La gestione di G.-R. si è sempre ispirata all’ideologia democratico-cristiana, a suo giudizio fondamento del principio di solidarietà, di un’“Europa coesa” che «ha fra le sue mani quello che potrà essere il grande patto della pace mondiale». Quindi egli ritiene che la Costituzione europea debba menzionare l’importanza della tradizione giudaico-cristiana nella formazione del sostrato della “civiltà occidentale”, dei diritti umani, e della democrazia come organizzazione della vita politica. In numerose occasioni ha sottolineato inoltre l’importanza della famiglia come “scuola di questi valori” e ha invitato a «rafforzare questo strumento, a facilitare il suo lavoro, in modo da favorire la fioritura e la proliferazione di questi valori».

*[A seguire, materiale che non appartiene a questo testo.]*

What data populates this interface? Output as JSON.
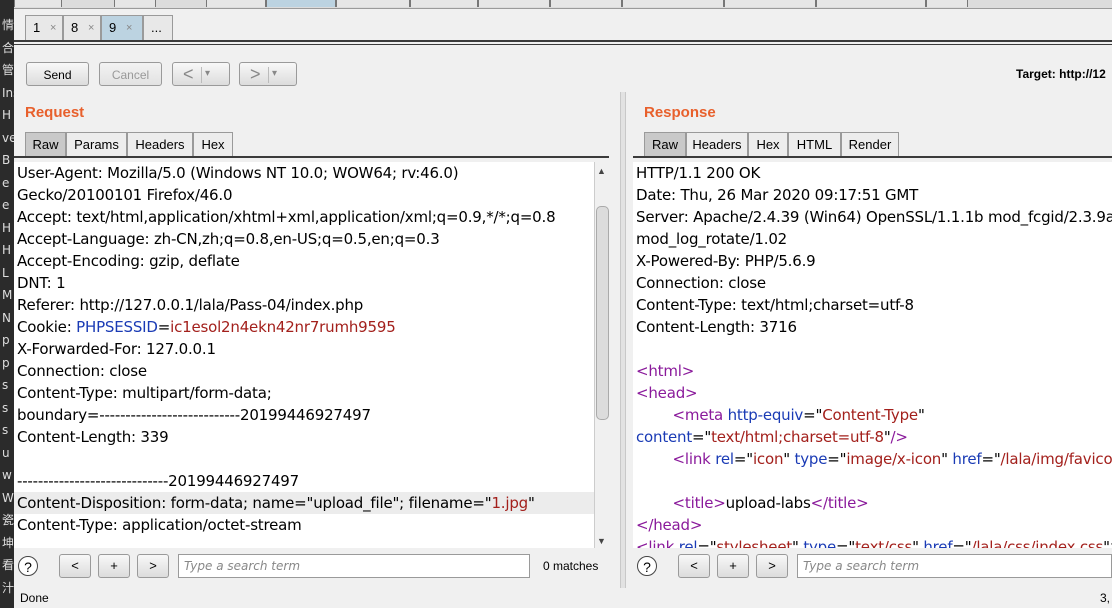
{
  "left_strip_chars": [
    "情",
    "合",
    "管",
    "Ins",
    "H",
    "vel",
    "B",
    "e",
    "e",
    "H",
    "H",
    "L",
    "M",
    "N",
    "p",
    "p",
    "s",
    "s",
    "s",
    "u",
    "w",
    "W",
    "瓷",
    "坤",
    "看",
    "汁"
  ],
  "tabs": [
    {
      "num": "1",
      "close": "×",
      "active": false
    },
    {
      "num": "8",
      "close": "×",
      "active": false
    },
    {
      "num": "9",
      "close": "×",
      "active": true
    },
    {
      "num": "...",
      "close": "",
      "active": false
    }
  ],
  "toolbar": {
    "send_label": "Send",
    "cancel_label": "Cancel",
    "back_arrow": "<",
    "forward_arrow": ">",
    "dropdown_glyph": "▾",
    "target_text": "Target: http://12"
  },
  "request": {
    "title": "Request",
    "tabs": [
      "Raw",
      "Params",
      "Headers",
      "Hex"
    ],
    "active_tab": "Raw",
    "lines": [
      {
        "parts": [
          {
            "t": "User-Agent: Mozilla/5.0 (Windows NT 10.0; WOW64; rv:46.0)"
          }
        ]
      },
      {
        "parts": [
          {
            "t": "Gecko/20100101 Firefox/46.0"
          }
        ]
      },
      {
        "parts": [
          {
            "t": "Accept: text/html,application/xhtml+xml,application/xml;q=0.9,*/*;q=0.8"
          }
        ]
      },
      {
        "parts": [
          {
            "t": "Accept-Language: zh-CN,zh;q=0.8,en-US;q=0.5,en;q=0.3"
          }
        ]
      },
      {
        "parts": [
          {
            "t": "Accept-Encoding: gzip, deflate"
          }
        ]
      },
      {
        "parts": [
          {
            "t": "DNT: 1"
          }
        ]
      },
      {
        "parts": [
          {
            "t": "Referer: http://127.0.0.1/lala/Pass-04/index.php"
          }
        ]
      },
      {
        "parts": [
          {
            "t": "Cookie: "
          },
          {
            "t": "PHPSESSID",
            "c": "blue"
          },
          {
            "t": "="
          },
          {
            "t": "ic1esol2n4ekn42nr7rumh9595",
            "c": "red"
          }
        ]
      },
      {
        "parts": [
          {
            "t": "X-Forwarded-For: 127.0.0.1"
          }
        ]
      },
      {
        "parts": [
          {
            "t": "Connection: close"
          }
        ]
      },
      {
        "parts": [
          {
            "t": "Content-Type: multipart/form-data;"
          }
        ]
      },
      {
        "parts": [
          {
            "t": "boundary=---------------------------20199446927497"
          }
        ]
      },
      {
        "parts": [
          {
            "t": "Content-Length: 339"
          }
        ]
      },
      {
        "parts": [
          {
            "t": ""
          }
        ]
      },
      {
        "parts": [
          {
            "t": "-----------------------------20199446927497"
          }
        ]
      },
      {
        "parts": [
          {
            "t": "Content-Disposition: form-data; name=\"upload_file\"; filename=\""
          },
          {
            "t": "1.jpg",
            "c": "red"
          },
          {
            "t": "\""
          }
        ],
        "highlight": true
      },
      {
        "parts": [
          {
            "t": "Content-Type: application/octet-stream"
          }
        ]
      }
    ],
    "search_placeholder": "Type a search term",
    "matches": "0 matches"
  },
  "response": {
    "title": "Response",
    "tabs": [
      "Raw",
      "Headers",
      "Hex",
      "HTML",
      "Render"
    ],
    "active_tab": "Raw",
    "lines": [
      {
        "parts": [
          {
            "t": "HTTP/1.1 200 OK"
          }
        ]
      },
      {
        "parts": [
          {
            "t": "Date: Thu, 26 Mar 2020 09:17:51 GMT"
          }
        ]
      },
      {
        "parts": [
          {
            "t": "Server: Apache/2.4.39 (Win64) OpenSSL/1.1.1b mod_fcgid/2.3.9a"
          }
        ]
      },
      {
        "parts": [
          {
            "t": "mod_log_rotate/1.02"
          }
        ]
      },
      {
        "parts": [
          {
            "t": "X-Powered-By: PHP/5.6.9"
          }
        ]
      },
      {
        "parts": [
          {
            "t": "Connection: close"
          }
        ]
      },
      {
        "parts": [
          {
            "t": "Content-Type: text/html;charset=utf-8"
          }
        ]
      },
      {
        "parts": [
          {
            "t": "Content-Length: 3716"
          }
        ]
      },
      {
        "parts": [
          {
            "t": ""
          }
        ]
      },
      {
        "parts": [
          {
            "t": "<",
            "c": "purple"
          },
          {
            "t": "html",
            "c": "purple"
          },
          {
            "t": ">",
            "c": "purple"
          }
        ]
      },
      {
        "parts": [
          {
            "t": "<",
            "c": "purple"
          },
          {
            "t": "head",
            "c": "purple"
          },
          {
            "t": ">",
            "c": "purple"
          }
        ]
      },
      {
        "parts": [
          {
            "t": "        "
          },
          {
            "t": "<meta",
            "c": "purple"
          },
          {
            "t": " "
          },
          {
            "t": "http-equiv",
            "c": "blue"
          },
          {
            "t": "=\""
          },
          {
            "t": "Content-Type",
            "c": "red"
          },
          {
            "t": "\""
          }
        ]
      },
      {
        "parts": [
          {
            "t": "content",
            "c": "blue"
          },
          {
            "t": "=\""
          },
          {
            "t": "text/html;charset=utf-8",
            "c": "red"
          },
          {
            "t": "\""
          },
          {
            "t": "/>",
            "c": "purple"
          }
        ]
      },
      {
        "parts": [
          {
            "t": "        "
          },
          {
            "t": "<link",
            "c": "purple"
          },
          {
            "t": " "
          },
          {
            "t": "rel",
            "c": "blue"
          },
          {
            "t": "=\""
          },
          {
            "t": "icon",
            "c": "red"
          },
          {
            "t": "\" "
          },
          {
            "t": "type",
            "c": "blue"
          },
          {
            "t": "=\""
          },
          {
            "t": "image/x-icon",
            "c": "red"
          },
          {
            "t": "\" "
          },
          {
            "t": "href",
            "c": "blue"
          },
          {
            "t": "=\""
          },
          {
            "t": "/lala/img/favicon.png",
            "c": "red"
          }
        ]
      },
      {
        "parts": [
          {
            "t": ""
          }
        ]
      },
      {
        "parts": [
          {
            "t": "        "
          },
          {
            "t": "<title>",
            "c": "purple"
          },
          {
            "t": "upload-labs"
          },
          {
            "t": "</title>",
            "c": "purple"
          }
        ]
      },
      {
        "parts": [
          {
            "t": "</head>",
            "c": "purple"
          }
        ]
      },
      {
        "parts": [
          {
            "t": "<link",
            "c": "purple"
          },
          {
            "t": " "
          },
          {
            "t": "rel",
            "c": "blue"
          },
          {
            "t": "=\""
          },
          {
            "t": "stylesheet",
            "c": "red"
          },
          {
            "t": "\" "
          },
          {
            "t": "type",
            "c": "blue"
          },
          {
            "t": "=\""
          },
          {
            "t": "text/css",
            "c": "red"
          },
          {
            "t": "\" "
          },
          {
            "t": "href",
            "c": "blue"
          },
          {
            "t": "=\""
          },
          {
            "t": "/lala/css/index.css",
            "c": "red"
          },
          {
            "t": "\">"
          }
        ]
      }
    ],
    "search_placeholder": "Type a search term"
  },
  "search_buttons": {
    "help": "?",
    "prev": "<",
    "add": "+",
    "next": ">"
  },
  "status": {
    "left": "Done",
    "right": "3,"
  }
}
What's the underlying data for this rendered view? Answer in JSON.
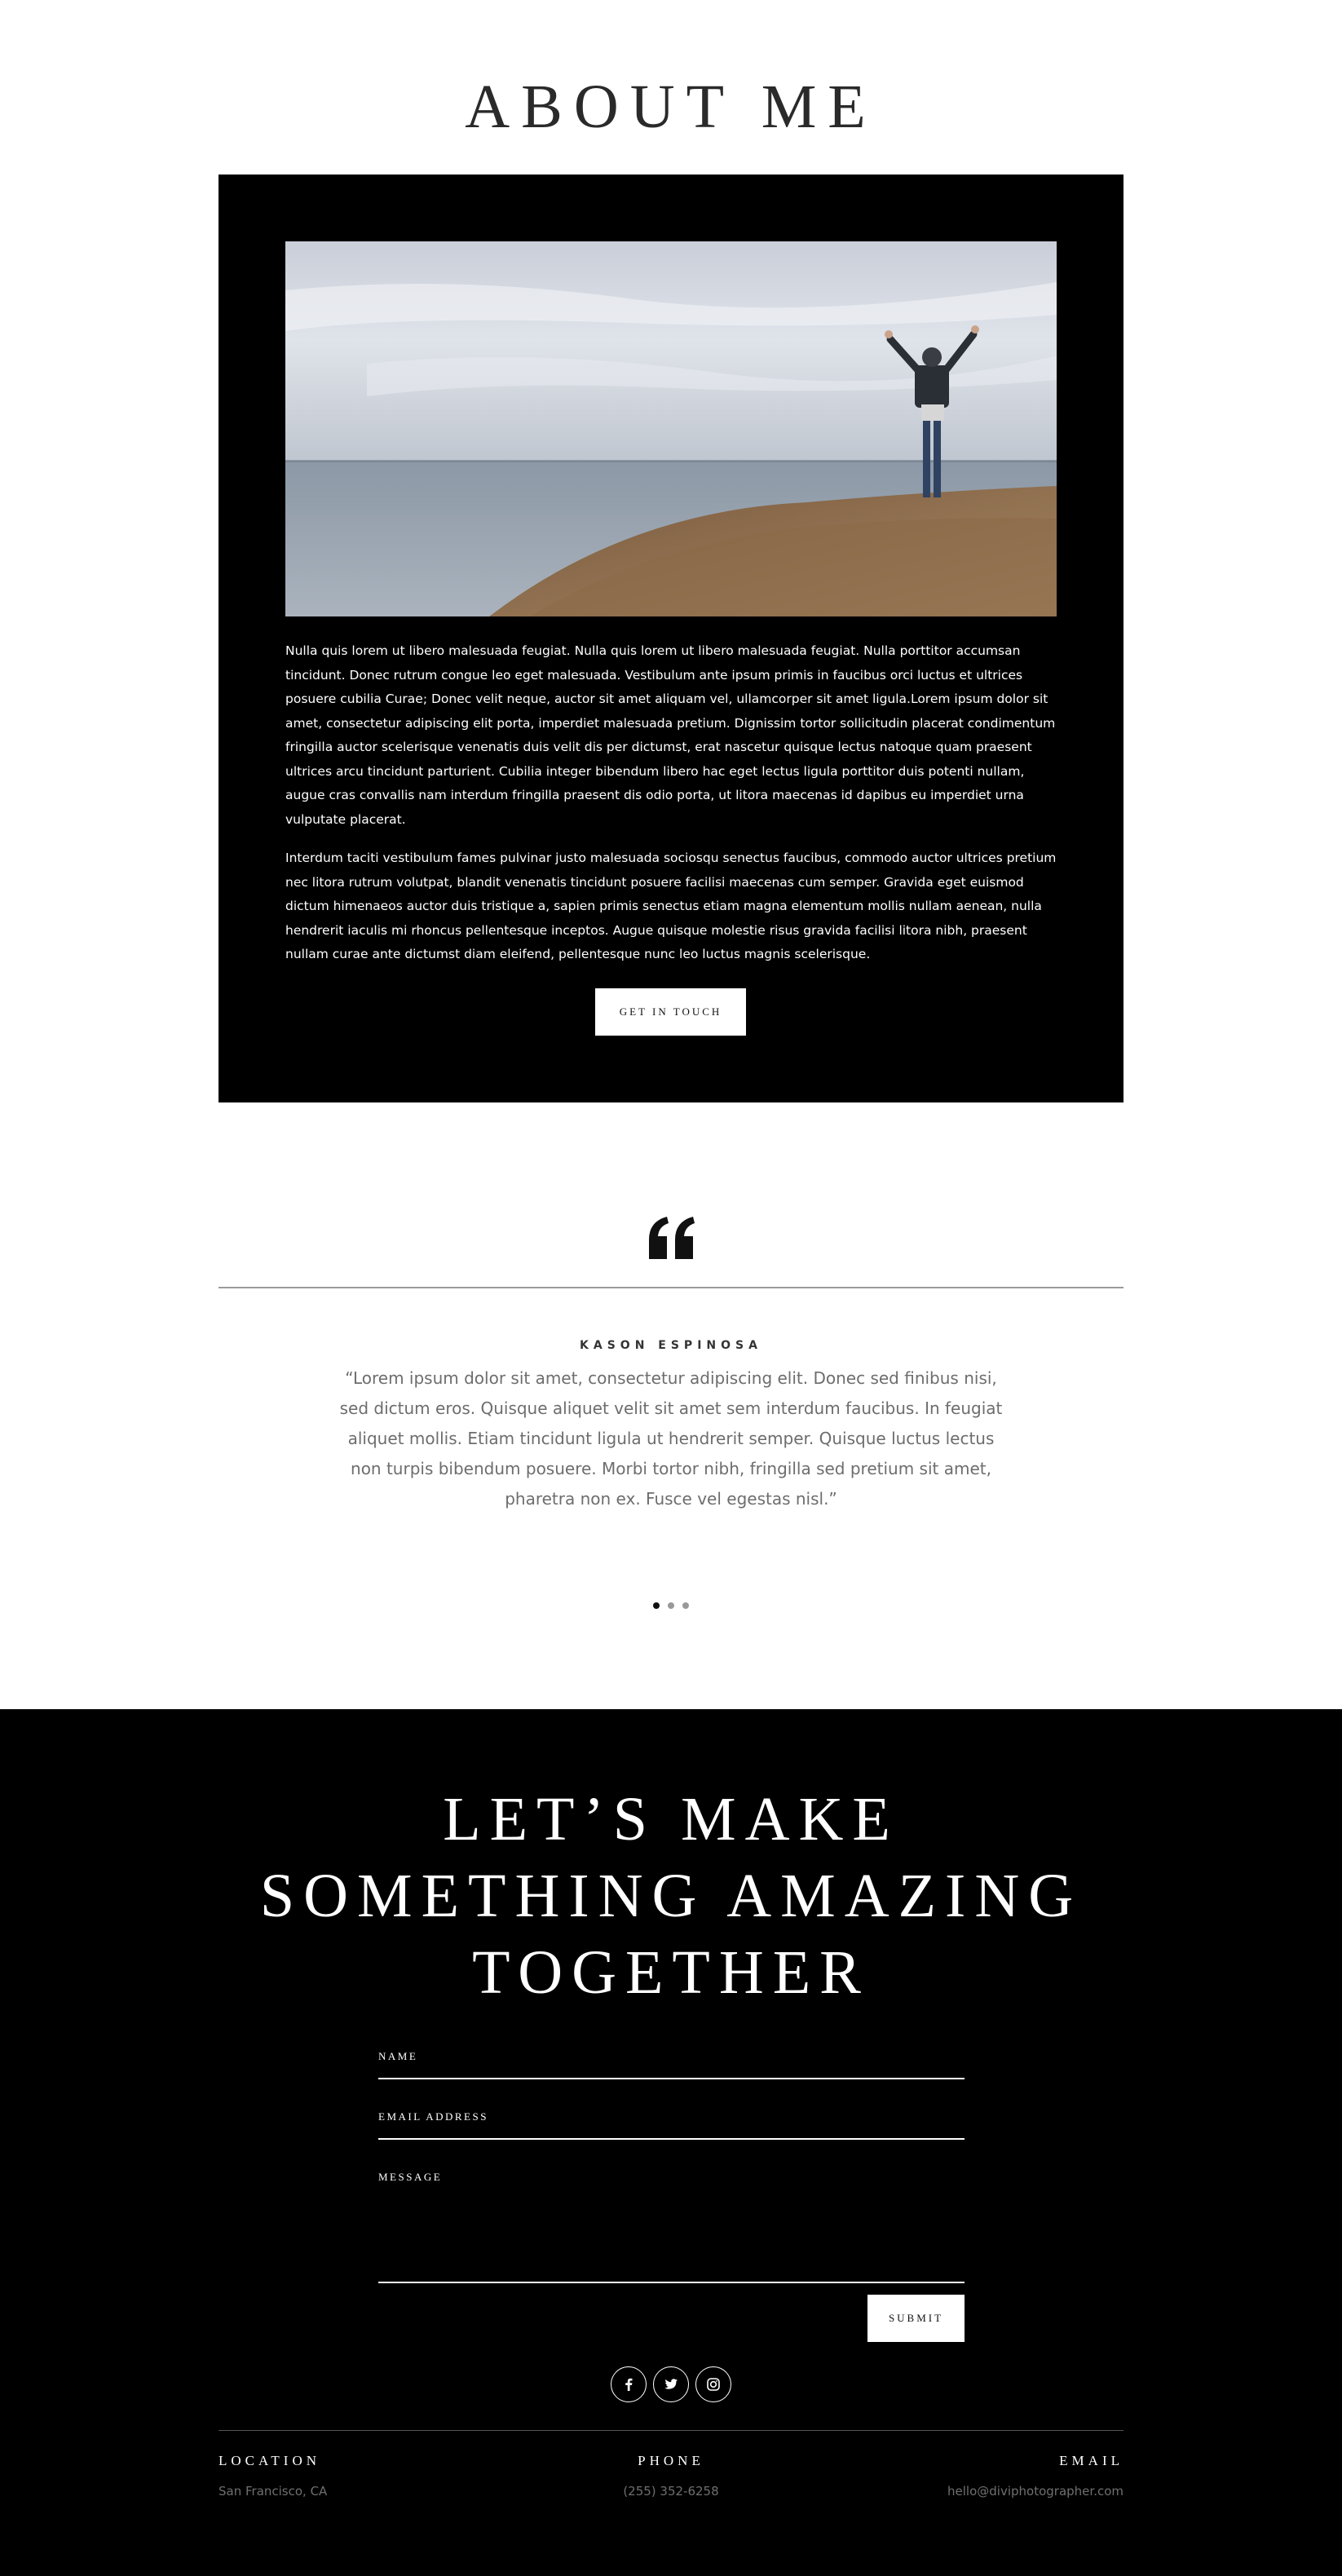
{
  "about": {
    "heading": "ABOUT ME",
    "paragraph_1": "Nulla quis lorem ut libero malesuada feugiat. Nulla quis lorem ut libero malesuada feugiat. Nulla porttitor accumsan tincidunt. Donec rutrum congue leo eget malesuada. Vestibulum ante ipsum primis in faucibus orci luctus et ultrices posuere cubilia Curae; Donec velit neque, auctor sit amet aliquam vel, ullamcorper sit amet ligula.Lorem ipsum dolor sit amet, consectetur adipiscing elit porta, imperdiet malesuada pretium. Dignissim tortor sollicitudin placerat condimentum fringilla auctor scelerisque venenatis duis velit dis per dictumst, erat nascetur quisque lectus natoque quam praesent ultrices arcu tincidunt parturient. Cubilia integer bibendum libero hac eget lectus ligula porttitor duis potenti nullam, augue cras convallis nam interdum fringilla praesent dis odio porta, ut litora maecenas id dapibus eu imperdiet urna vulputate placerat.",
    "paragraph_2": "Interdum taciti vestibulum fames pulvinar justo malesuada sociosqu senectus faucibus, commodo auctor ultrices pretium nec litora rutrum volutpat, blandit venenatis tincidunt posuere facilisi maecenas cum semper. Gravida eget euismod dictum himenaeos auctor duis tristique a, sapien primis senectus etiam magna elementum mollis nullam aenean, nulla hendrerit iaculis mi rhoncus pellentesque inceptos. Augue quisque molestie risus gravida facilisi litora nibh, praesent nullam curae ante dictumst diam eleifend, pellentesque nunc leo luctus magnis scelerisque.",
    "button_label": "GET IN TOUCH"
  },
  "testimonial": {
    "icon": "quote-icon",
    "author": "KASON ESPINOSA",
    "quote": "“Lorem ipsum dolor sit amet, consectetur adipiscing elit. Donec sed finibus nisi, sed dictum eros. Quisque aliquet velit sit amet sem interdum faucibus. In feugiat aliquet mollis. Etiam tincidunt ligula ut hendrerit semper. Quisque luctus lectus non turpis bibendum posuere. Morbi tortor nibh, fringilla sed pretium sit amet, pharetra non ex. Fusce vel egestas nisl.”",
    "slides": 3,
    "active_slide": 1
  },
  "contact": {
    "heading_line_1": "LET’S MAKE",
    "heading_line_2": "SOMETHING AMAZING",
    "heading_line_3": "TOGETHER",
    "name_label": "NAME",
    "email_label": "EMAIL ADDRESS",
    "message_label": "MESSAGE",
    "submit_label": "SUBMIT",
    "socials": [
      "facebook-icon",
      "twitter-icon",
      "instagram-icon"
    ]
  },
  "footer": {
    "location_title": "LOCATION",
    "location_value": "San Francisco, CA",
    "phone_title": "PHONE",
    "phone_value": "(255) 352-6258",
    "email_title": "EMAIL",
    "email_value": "hello@diviphotographer.com"
  },
  "colors": {
    "background": "#ffffff",
    "dark_section": "#000000",
    "heading_text": "#2a2a2a",
    "muted_text": "#6d6d6d"
  }
}
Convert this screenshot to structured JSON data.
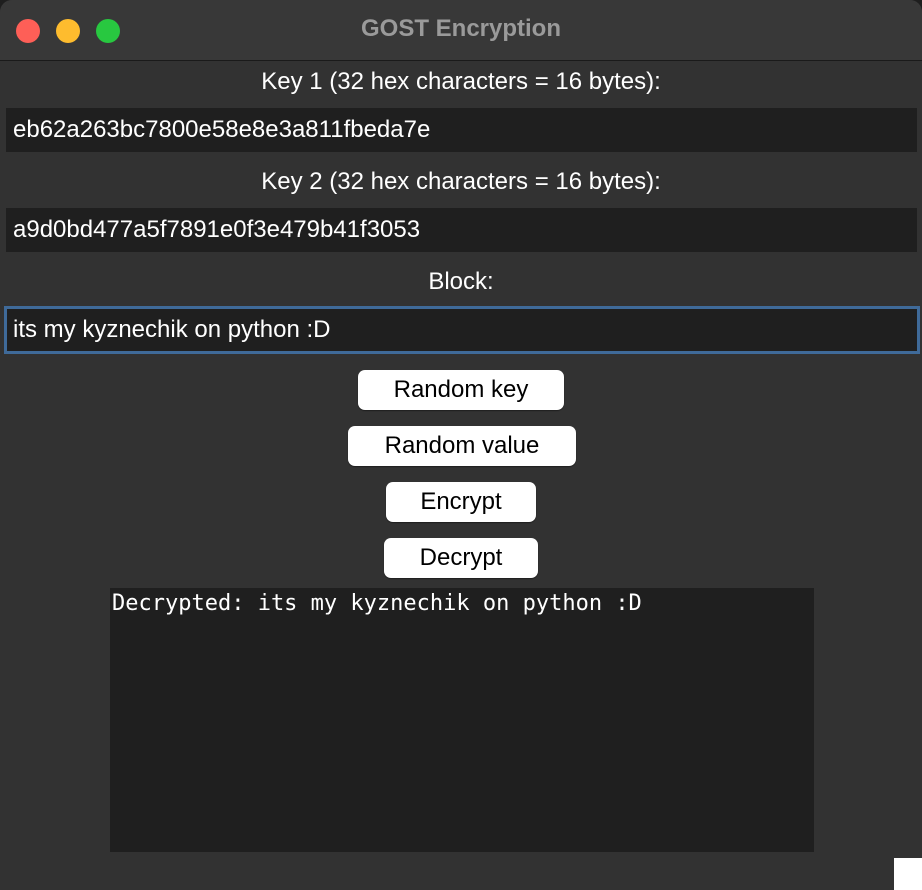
{
  "window": {
    "title": "GOST Encryption"
  },
  "key1": {
    "label": "Key 1 (32 hex characters = 16 bytes):",
    "value": "eb62a263bc7800e58e8e3a811fbeda7e"
  },
  "key2": {
    "label": "Key 2 (32 hex characters = 16 bytes):",
    "value": "a9d0bd477a5f7891e0f3e479b41f3053"
  },
  "block": {
    "label": "Block:",
    "value": "its my kyznechik on python :D"
  },
  "buttons": {
    "random_key": "Random key",
    "random_value": "Random value",
    "encrypt": "Encrypt",
    "decrypt": "Decrypt"
  },
  "output": {
    "text": "Decrypted: its my kyznechik on python :D"
  },
  "colors": {
    "window_bg": "#323232",
    "field_bg": "#1f1f1f",
    "focus_ring": "#3f6a99",
    "close": "#fe5f57",
    "minimize": "#febc2e",
    "zoom": "#28c840"
  }
}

Presidente del Consiglio federale spagnolo del Movimento europeo dal 1996, nel 1999 ha rinnovato il suo mandato di eurodeputato. Nel Parlamento europeo è stato membro del direttivo del Gruppo del Partito popolare europeo e democratici europei (v. anche Gruppi politici al Parlamento europeo), dell’ufficio di presidenza del Parlamento europeo, membro titolare delle commissioni per gli Affari giuridici e per il Mercato interno, supplente della commissione per gli Affari costituzionali e, dal 2002, presidente della delegazione parlamentare mista UE-Bulgaria. Ha inoltre fatto parte della Conferenza dei presidenti di delegazione e della Commissione provvisoria sulla genetica umana e altre nuove tecnologie della medicina moderna, è presidente dell’Intergruppo per la Protezione degli animali e membro degli Intergruppi Quarto mondo, Persone disabili e Costituzione europea. Presidente del Movimento europeo internazionale, nonché presidente onorario del Consiglio federale spagnolo del ME. Nel 2001 è stato eletto presidente del Consiglio universitario europeo per l’Azione Jean Monnet e in qualità di avvocato è membro dell’Associazione indipendente degli avvocati europei (AIEL).

G.-R. è fondatore (1980) e vicepresidente (1984) del Centro de estudios comunitarios e della Fundación humanismo y democracia (1985). È stato insignito della Cruz del Mérito Agrícola dal governo spagnolo (1981), della medaglia Robert Schuman dal Parlamento europeo (1995), della Gran Cruz de la Orden de Francisco Morazán dai Parlamenti centroamericani (1997), della Gran Cruz de la Orden de Mérito de Chile (1998), della Gran Cruz de la Orden del Libertador San Martín de Argentina (1998), della Medalla de la República Oriental de Uruguay (1998), della Gran Cruz de la Orden de Antonio José Irizarri de Guatemala (1998), della Gran Medalla de Oro de Isabel la Católica (2000), della medaglia d’oro del Parlamento europeo (2000) e della Legione d’onore francese (2000). Ha ricevuto inoltre la laurea honoris causa dall’Istituto nazionale di relazioni internazionali di Mosca (1998) e dall’Università di Sofia (Bulgaria) nel 1999. È autore di numerosi lavori giuridici sul diritto parlamentare, la legislazione agraria, il regionalismo e il pensiero cristiano, come pure sulla costruzione e il futuro dell’Unione europea. Tra le sue opere: Derecho de huelga (1961), Los parlamentos de Europa y el Parlamento europeo: leyes electorales (1969), Comentarios a la Ley deArrendamientos Rústicos (1981 e 1982), El parlamento y la vida politica (1982), Unidad jurisdiccional y atribución de facultades arbitrales a órganos de la administración (1983), El derecho parlamentario y el funcionamiento de los órganos deliberantes de las entidades locales (1985), El profesional de la agricultura y el cultivador personal en la Ley de Arrendamientos Rústicos (1985), Legislación agraria básica (1986), Control y autonomías (1986), La familia y el Concilio Vaticano II (1987), Los reglamentos de las cámaras (1987), Los reglamentos parlamentarios de las Comunidades Autónomas (1987), El Senado en la Constitución española (1988), Control de la actividad de las Comunidades Autónomas por órganos del Estado (1988), El control extraordinario de las Comunidades Autónomas (1988), Familia y sociedad (1992), Los derechos del europeo (1993), La protección del medio ambiente en las regiones, un ejercicio de subsidiaridad (1995), La evolución de poderes en la UE (1996).

Javier Muñoz Soro (2012)




Gil-Robles Y Quiñones, José María

G.R. (Salamanca 1898-Madrid 1980), laureatosi in giurisprudenza nel 1922, vinse per concorso la cattedra di Diritto costituzionale presso l’Università de La Laguna.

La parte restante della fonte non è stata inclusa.